Final answer:
To find the partial pressures of NO₂ and O₂ and the total pressure in the flask, stoichiometry and the Ideal Gas Law are used, with the reaction of ozone with nitric oxide yielding equal amounts of each product; the partial pressures of the products are equal to half of the total pressure in the flask.
Step-by-step explanation:
The student has been asked to calculate the partial pressures of products and the total pressure in a flask after the complete reaction of ozone (O₃) with nitric oxide (NO) to produce nitrogen dioxide (NO₂) and oxygen (O₂). Given that we have .202 mol of O₃ and .202 mol of NO in a 7.4 L vessel at 366K, we'll use the Ideal Gas Law and stoichiometry to find the pressures. The balanced chemical equation is:
O₃(g) + NO(g) → NO₂(g) + O₂(g)
We know that at equilibrium, for every mole of O₃ and NO that reacts, one mole of NO₂ and one mole of O₂ are produced. This means we will have .202 mol of NO₂ and .202 mol of O₂ at the end of the reaction. The total number of moles of gas in the vessel at the end is .404 mol (.202 mol NO₂ + .202 mol O₂).

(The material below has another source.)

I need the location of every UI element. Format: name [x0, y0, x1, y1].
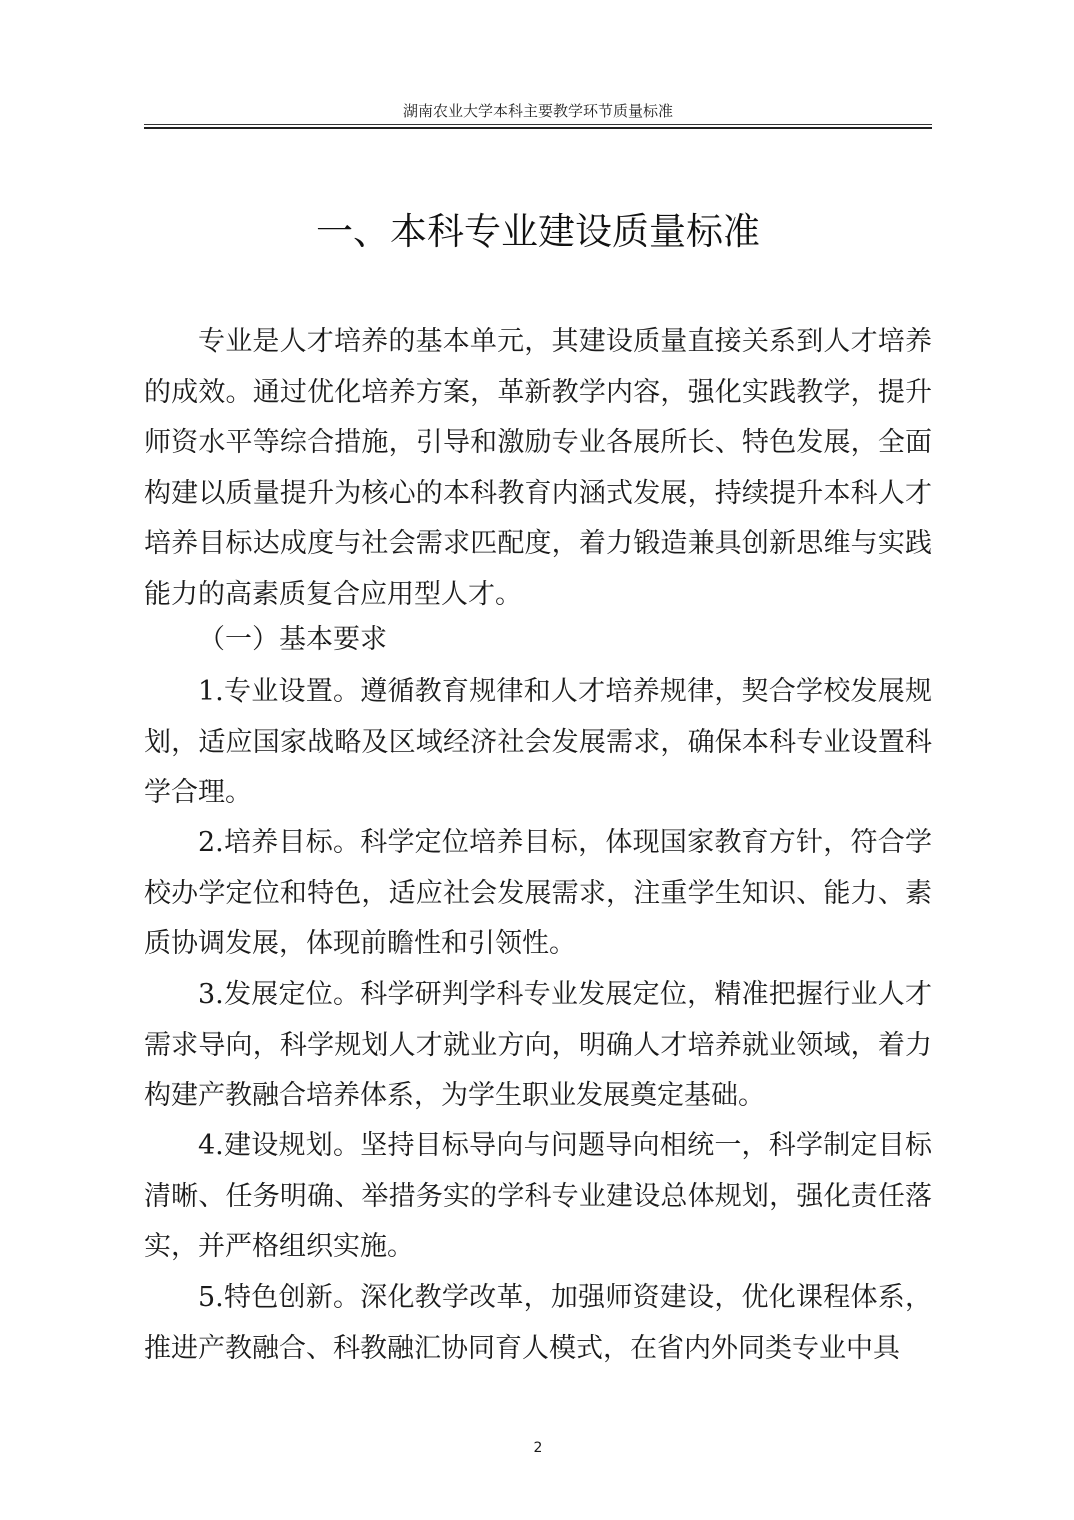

Using the Ideal Gas Law (PV=nRT), where P is the pressure, V is the volume, n is the number of moles of gas, R is the universal gas constant (0.0821 L*atm/mol*K), and T is the temperature in Kelvin, we can solve for total pressure:
P = (nRT) / V = (.404 mol * 0.0821 L*atm/mol*K * 366K) / 7.4 L
After calculating P, we will find the total pressure in the vessel. Since both products are formed in equal amounts, they will each exert half of the total pressure. Therefore, the partial pressure for NO₂ and O₂ is half of the calculated total pressure.